Aklındaki fikirle Wanyan Shuo soğukça gülümsedi ve şöyle dedi: "Cariye Ana bunu neden söylesin ki? Hava bu kadar soğukken, Jin Liao'nun kuzey ovalarında dolaşan çobanlarının katlanmak zorunda her zamankinden daha fazla zorluk altında kalacağı aklıma geldi.. Tahtı miras alacak kişi benim, doğal olarak bana genç yaştan beri ulusal meselelerle ilgilenmem öğretildi. Sadece İmparatorluğun beğenisini kazanması gereken Cariye Ana kadar şanslı değilim.Bundan bahsetmişken, artık Harem-i Hümayun'un en kıdemli eşi olarak kabul edilebilirsiniz, bu nedenle bazılarını da ayırmalısınız. Ama her zaman yemeyi, içmeyi ve eğlenmeyi seçiyorsunuz. Humph humph, eski İmparatoriçe'yi gündeme getiren siz olduğunuza göre, onu da sohbete dahil edebilirim.

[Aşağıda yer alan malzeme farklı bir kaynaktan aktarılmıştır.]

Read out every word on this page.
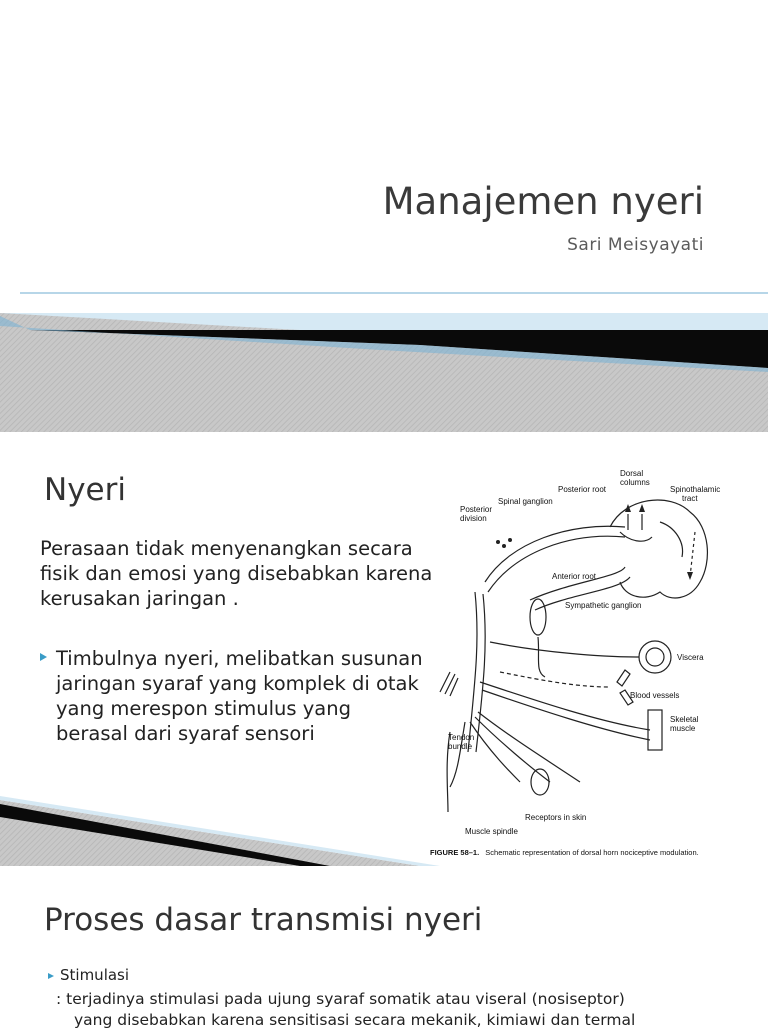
Manajemen nyeri
Sari Meisyayati
Nyeri
Perasaan tidak menyenangkan secara fisik dan emosi yang disebabkan karena kerusakan jaringan .
Timbulnya nyeri, melibatkan susunan jaringan syaraf yang komplek di otak yang merespon stimulus yang berasal dari syaraf sensori
Spinal ganglion
Posterior root
Dorsal
columns
Spinothalamic
tract
Posterior
division
Anterior root
Sympathetic ganglion
Viscera
Blood vessels
Skeletal
muscle
Tendon
bundle
Receptors in skin
Muscle spindle
FIGURE 58–1. Schematic representation of dorsal horn nociceptive modulation.
Proses dasar transmisi nyeri
Stimulasi
: terjadinya stimulasi pada ujung syaraf somatik atau viseral (nosiseptor)
yang disebabkan karena sensitisasi secara mekanik, kimiawi dan termal
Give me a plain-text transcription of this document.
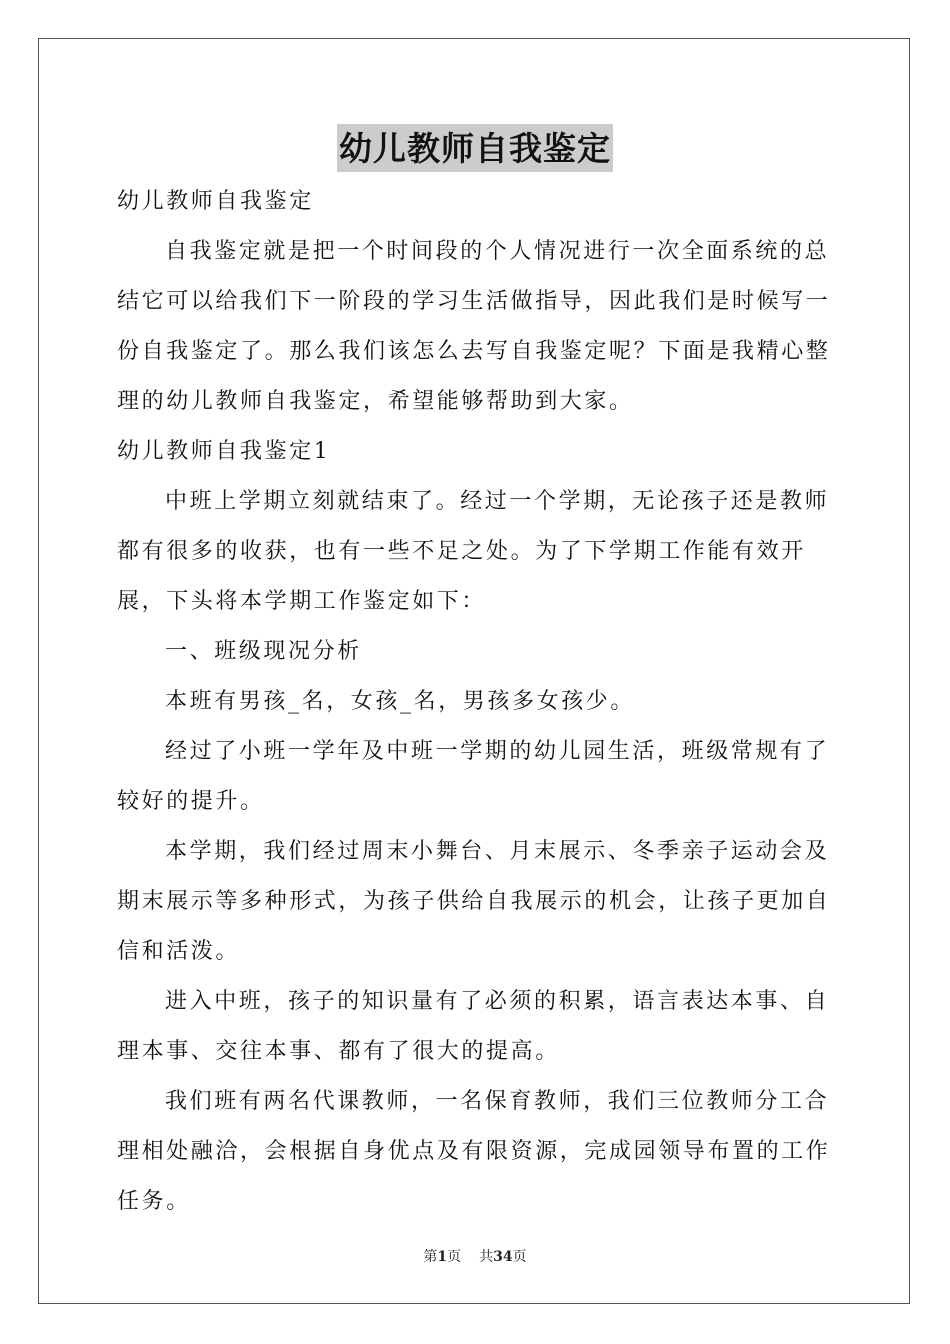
幼儿教师自我鉴定

幼儿教师自我鉴定

自我鉴定就是把一个时间段的个人情况进行一次全面系统的总结它可以给我们下一阶段的学习生活做指导，因此我们是时候写一份自我鉴定了。那么我们该怎么去写自我鉴定呢？下面是我精心整理的幼儿教师自我鉴定，希望能够帮助到大家。

幼儿教师自我鉴定1

中班上学期立刻就结束了。经过一个学期，无论孩子还是教师都有很多的收获，也有一些不足之处。为了下学期工作能有效开展，下头将本学期工作鉴定如下：

一、班级现况分析

本班有男孩_名，女孩_名，男孩多女孩少。

经过了小班一学年及中班一学期的幼儿园生活，班级常规有了较好的提升。

本学期，我们经过周末小舞台、月末展示、冬季亲子运动会及期末展示等多种形式，为孩子供给自我展示的机会，让孩子更加自信和活泼。

进入中班，孩子的知识量有了必须的积累，语言表达本事、自理本事、交往本事、都有了很大的提高。

我们班有两名代课教师，一名保育教师，我们三位教师分工合理相处融洽，会根据自身优点及有限资源，完成园领导布置的工作任务。

第1页 共34页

Eğer... o burada olsaydı, halkın çektiği acılara, zorluklara sizin kadar duyarsız olur muydu acaba? Her ne kadar İmparatorluk Babasına ihanet etmiş olsa da iş bu noktaya geldiğinde gerçekten senden çok daha üstün."

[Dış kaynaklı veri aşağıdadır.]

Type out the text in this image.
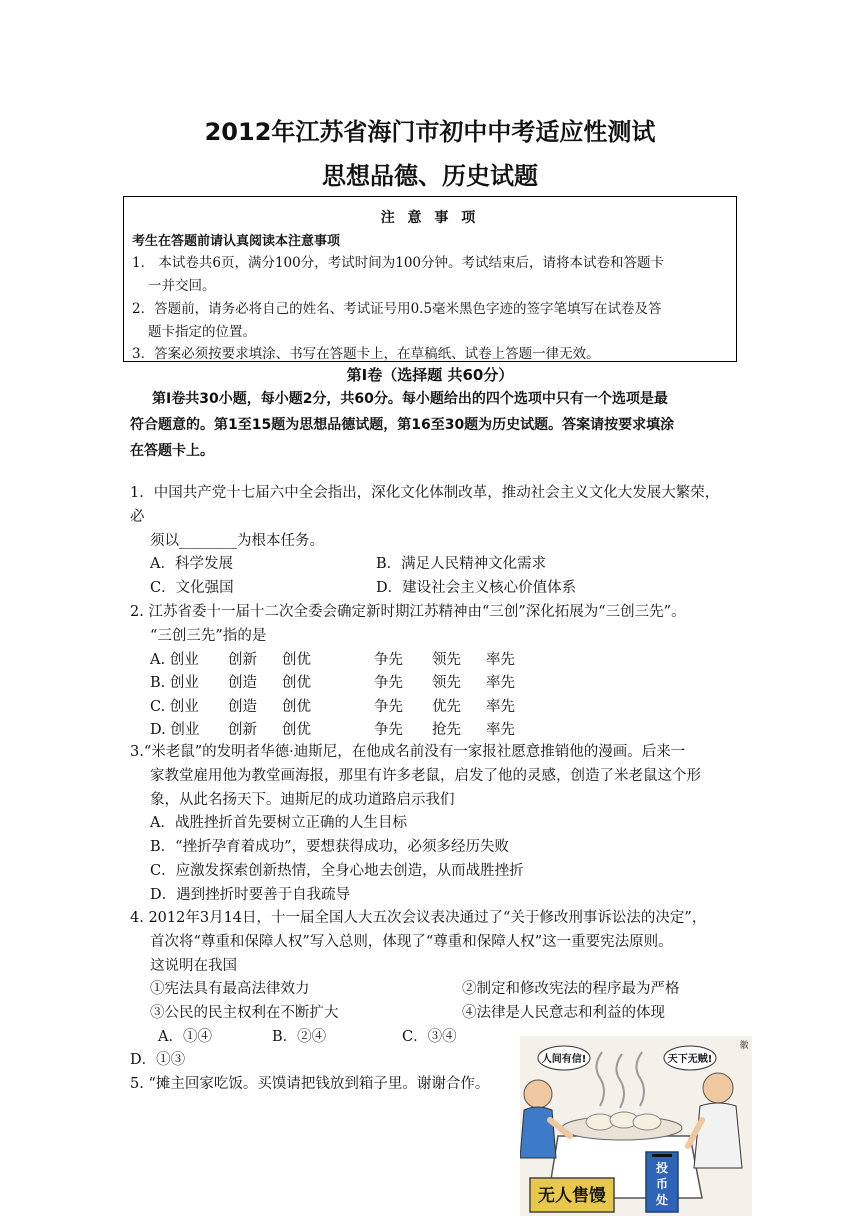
2012年江苏省海门市初中中考适应性测试
思想品德、历史试题
注 意 事 项
考生在答题前请认真阅读本注意事项
1． 本试卷共6页，满分100分，考试时间为100分钟。考试结束后，请将本试卷和答题卡
一并交回。
2．答题前，请务必将自己的姓名、考试证号用0.5毫米黑色字迹的签字笔填写在试卷及答
题卡指定的位置。
3．答案必须按要求填涂、书写在答题卡上，在草稿纸、试卷上答题一律无效。
第Ⅰ卷（选择题 共60分）
第Ⅰ卷共30小题，每小题2分，共60分。每小题给出的四个选项中只有一个选项是最
符合题意的。第1至15题为思想品德试题，第16至30题为历史试题。答案请按要求填涂
在答题卡上。
1．中国共产党十七届六中全会指出，深化文化体制改革，推动社会主义文化大发展大繁荣，
必
须以________为根本任务。
A．科学发展	B．满足人民精神文化需求
C．文化强国	D．建设社会主义核心价值体系
2. 江苏省委十一届十二次全委会确定新时期江苏精神由“三创”深化拓展为“三创三先”。
“三创三先”指的是
A. 创业 创新 创优	争先 领先 率先
B. 创业 创造 创优	争先 领先 率先
C. 创业 创造 创优	争先 优先 率先
D. 创业 创新 创优	争先 抢先 率先
3.“米老鼠”的发明者华德·迪斯尼，在他成名前没有一家报社愿意推销他的漫画。后来一
家教堂雇用他为教堂画海报，那里有许多老鼠，启发了他的灵感，创造了米老鼠这个形
象，从此名扬天下。迪斯尼的成功道路启示我们
A．战胜挫折首先要树立正确的人生目标
B．“挫折孕育着成功”，要想获得成功，必须多经历失败
C．应激发探索创新热情，全身心地去创造，从而战胜挫折
D．遇到挫折时要善于自我疏导
4. 2012年3月14日，十一届全国人大五次会议表决通过了“关于修改刑事诉讼法的决定”，
首次将“尊重和保障人权”写入总则，体现了“尊重和保障人权”这一重要宪法原则。
这说明在我国
①宪法具有最高法律效力	②制定和修改宪法的程序最为严格
③公民的民主权利在不断扩大	④法律是人民意志和利益的体现
A．①④	B．②④	C．③④
D．①③
5. “摊主回家吃饭。买馍请把钱放到箱子里。谢谢合作。
无人售馒
投
币
处
人间有信!	天下无贼!
徽
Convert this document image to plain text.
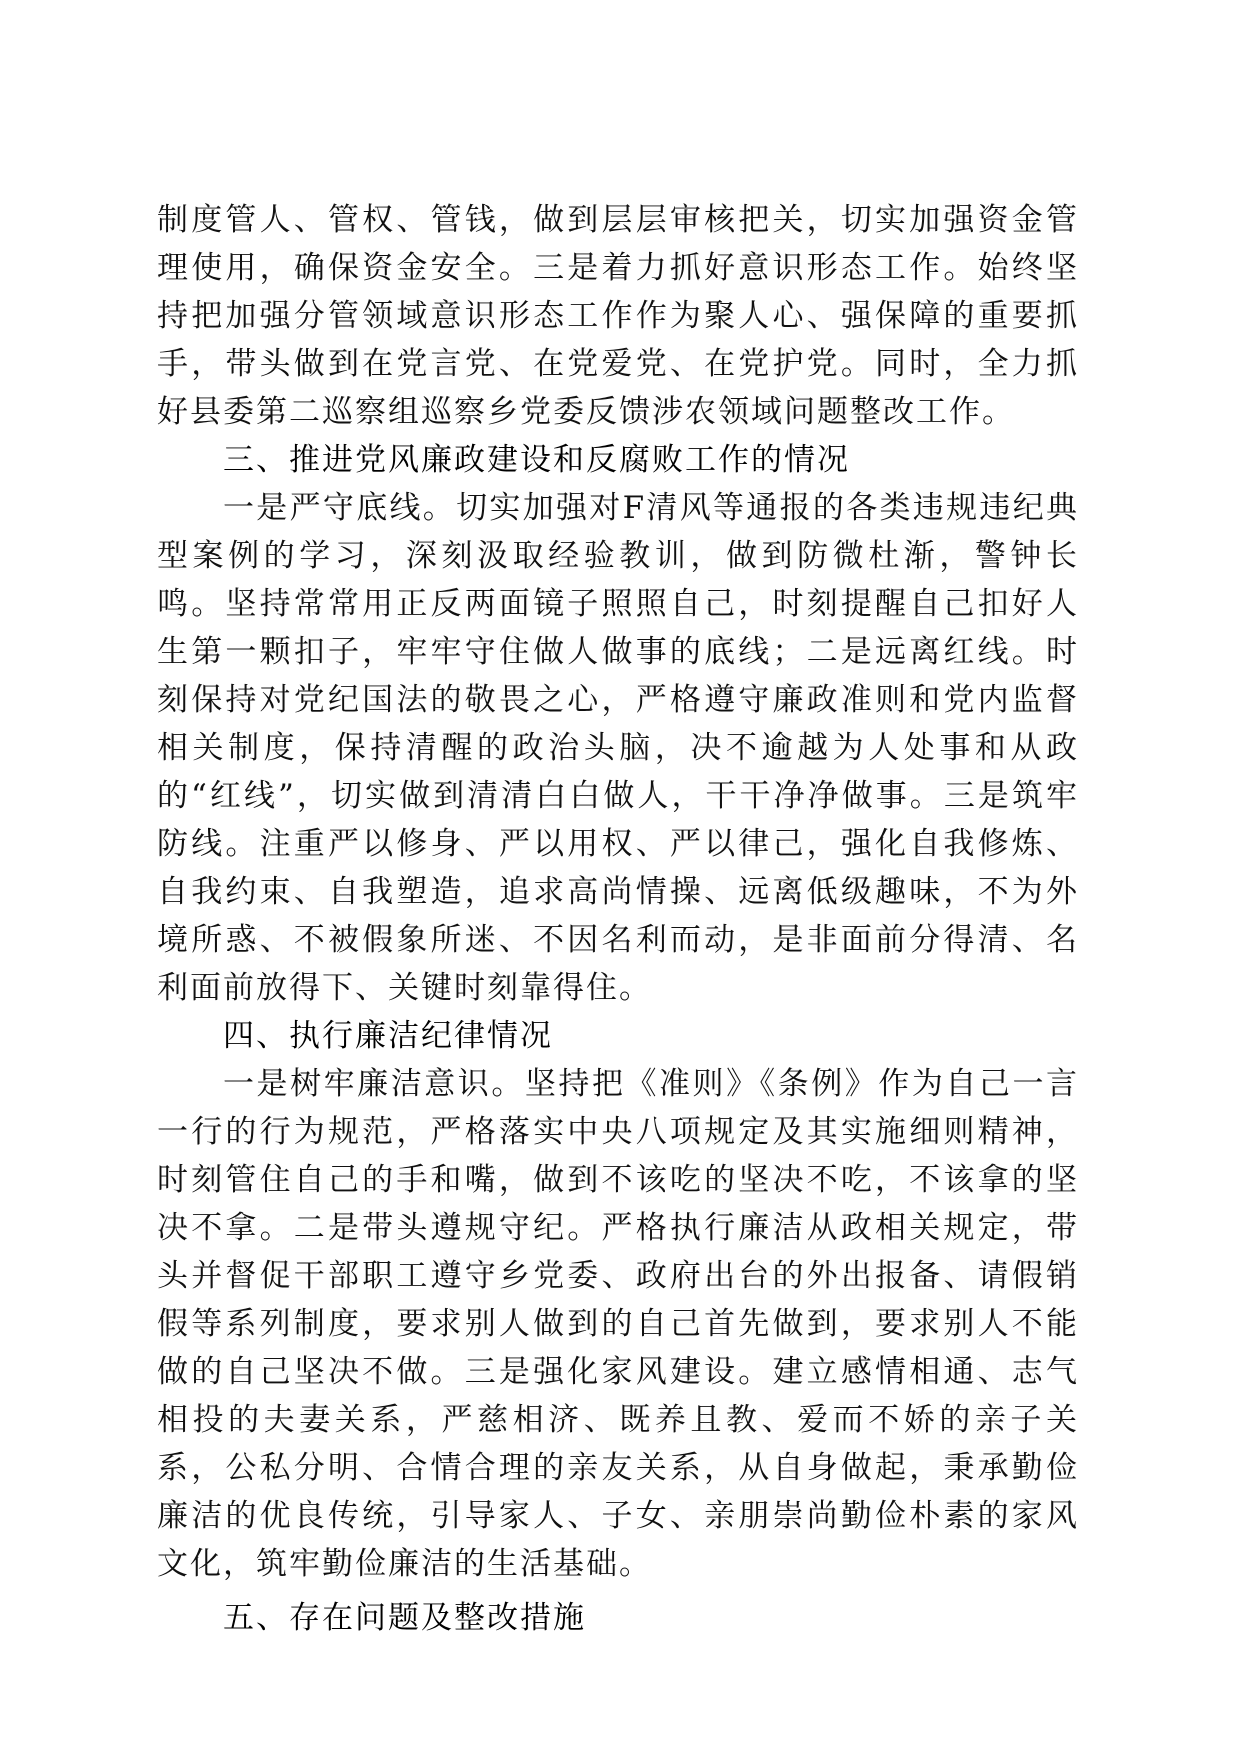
制度管人、管权、管钱，做到层层审核把关，切实加强资金管理使用，确保资金安全。三是着力抓好意识形态工作。始终坚持把加强分管领域意识形态工作作为聚人心、强保障的重要抓手，带头做到在党言党、在党爱党、在党护党。同时，全力抓好县委第二巡察组巡察乡党委反馈涉农领域问题整改工作。

三、推进党风廉政建设和反腐败工作的情况

一是严守底线。切实加强对F清风等通报的各类违规违纪典型案例的学习，深刻汲取经验教训，做到防微杜渐，警钟长鸣。坚持常常用正反两面镜子照照自己，时刻提醒自己扣好人生第一颗扣子，牢牢守住做人做事的底线；二是远离红线。时刻保持对党纪国法的敬畏之心，严格遵守廉政准则和党内监督相关制度，保持清醒的政治头脑，决不逾越为人处事和从政的“红线”，切实做到清清白白做人，干干净净做事。三是筑牢防线。注重严以修身、严以用权、严以律己，强化自我修炼、自我约束、自我塑造，追求高尚情操、远离低级趣味，不为外境所惑、不被假象所迷、不因名利而动，是非面前分得清、名利面前放得下、关键时刻靠得住。

四、执行廉洁纪律情况

一是树牢廉洁意识。坚持把《准则》《条例》作为自己一言一行的行为规范，严格落实中央八项规定及其实施细则精神，时刻管住自己的手和嘴，做到不该吃的坚决不吃，不该拿的坚决不拿。二是带头遵规守纪。严格执行廉洁从政相关规定，带头并督促干部职工遵守乡党委、政府出台的外出报备、请假销假等系列制度，要求别人做到的自己首先做到，要求别人不能做的自己坚决不做。三是强化家风建设。建立感情相通、志气相投的夫妻关系，严慈相济、既养且教、爱而不娇的亲子关系，公私分明、合情合理的亲友关系，从自身做起，秉承勤俭廉洁的优良传统，引导家人、子女、亲朋崇尚勤俭朴素的家风文化，筑牢勤俭廉洁的生活基础。

五、存在问题及整改措施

Bitirdiğinde, Cariye Yin öfkeden o kadar apoplektikti ki tek kelime edemedi. Ama Dul İmparatoriçe gülümsedi ve şöyle dedi: "Shuo Er hala çok hırçın. Cariye Anneniz sadece masum bir yorum yaptı, ama kendinize bir bakın. Bu kadar yeter, o kişi iğrenç bir suç işlemiş, onu bir kez daha düşünmekten kaçınmamalıyız." Bunu söyledikten sonra yanına gitti ve değer verdiği bu torununa sarıldı ve şöyle dedi: "Ama Shuo Er'in insanlar için endişelendiğini görmekten gerçekten çok mutluyum, torunum nihayet büyüyor. Senin sözlerinden, ben Gelecekte tahta çıktığınızda, başarılarınızın İmparatorluk Babanızınkinden daha az olmayacağını bilin." Daha sonra Wanyan Xu'ya baktı ve şöyle dedi: "Neden her zaman Shuo Er'in sadece eğlenmek istediğini söylüyorsun, şimdi tahtın uygun bir varisi gibi davranmıyor mu?"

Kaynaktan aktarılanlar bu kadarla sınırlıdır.